Though many of Wong’s stories explore the city’s past and present, rather than presenting us with an exhaustive history, he allows the attitudes of his characters to reflect the times they live in. In The Cocktail Party, the protagonist expresses rage at the “smugness and missionary zeal” of the British for outlawing the tradition of men keeping concubines, declaring it a perfectly sensible institution. In Lost River, a Chinese father explains why he forbids his daughter’s marriage to the young Briton she has fallen in love with: “He does not speak our language. He does not know our customs. He may not even like our food.”

In Miss Tsushima Wong tackles the sensitive topic of the Nanking Massacre, and a generation of Chinese children brought up to hate the Japanese, as the protagonist whose father was executed during the Japanese occupation of China in 1937 struggles to make peace with a young Japanese girl.

In The Revolt of Grass, Yun, a migrant construction worker from China lured to Hong Kong by the promise of a better life, learns the hard way that there’s no such thing as easy money.

What really goes on behind doors at Hong Kong’s horseracing tracks? Photo: Kenneth Chan

Then there’s Dead Cert, a veteran Australian jockey’s insider’s guide to what really goes on behind doors at Hong Kong’s horseracing tracks: “Of course we have to be discreet, but Hong Kong is the honey pot. It is the El Dorado of the sport of kings.”

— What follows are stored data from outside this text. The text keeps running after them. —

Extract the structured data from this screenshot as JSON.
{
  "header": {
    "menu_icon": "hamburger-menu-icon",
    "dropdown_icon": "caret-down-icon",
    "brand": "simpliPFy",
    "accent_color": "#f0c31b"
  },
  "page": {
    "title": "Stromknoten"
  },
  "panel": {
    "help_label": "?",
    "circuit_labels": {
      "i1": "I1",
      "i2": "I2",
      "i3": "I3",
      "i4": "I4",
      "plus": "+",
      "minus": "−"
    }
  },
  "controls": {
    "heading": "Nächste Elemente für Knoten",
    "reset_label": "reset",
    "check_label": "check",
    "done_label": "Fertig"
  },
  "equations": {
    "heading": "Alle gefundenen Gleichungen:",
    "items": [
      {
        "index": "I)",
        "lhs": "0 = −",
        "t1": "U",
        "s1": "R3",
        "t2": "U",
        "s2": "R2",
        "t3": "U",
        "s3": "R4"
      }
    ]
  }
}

In each story, Wong slips into the skin of a different person, sharing insights into their respective worlds with us. He deftly avoids the clichés often associated with Hong Kong fiction, and through his sharp observation of human nature draws us into each plot, so that the moment we finish one story we’re looking forward to the next.

Love, shattered dreams and the pursuit of wealth are common threads in Wong’s stories. In The Card Index, a wife mocks and despises her husband, a humble history teacher, for his lack of ambition. Blood Debt, on the other hand, is the tale of two blood brothers who become separated by opposing destinies when one grows up to be a gangster and the other an undercover cop. This story gives us a glimpse of what it’s like to grow up in a makeshift shelter of corrugated iron among the mosquitoes, cockroaches and rotting rubbish of a squatter’s settlement. An example of Wong at his best, it’s a tale of childhood romance, corruption and disillusion.

Wong’s concise language, and often ironic, dry sense of humour, make the stories a pleasure to read. All have been published separately in magazines both in Hong Kong and abroad, and many have been broadcast over radio (more so, in fact, than any other Hong Kong writer).

While they each are strong enough to stand alone as short stories, they are best enjoyed as a collective portrait, and there are few Hong Kong people – expats or locals – that couldn’t learn something new about our city from this varied collection.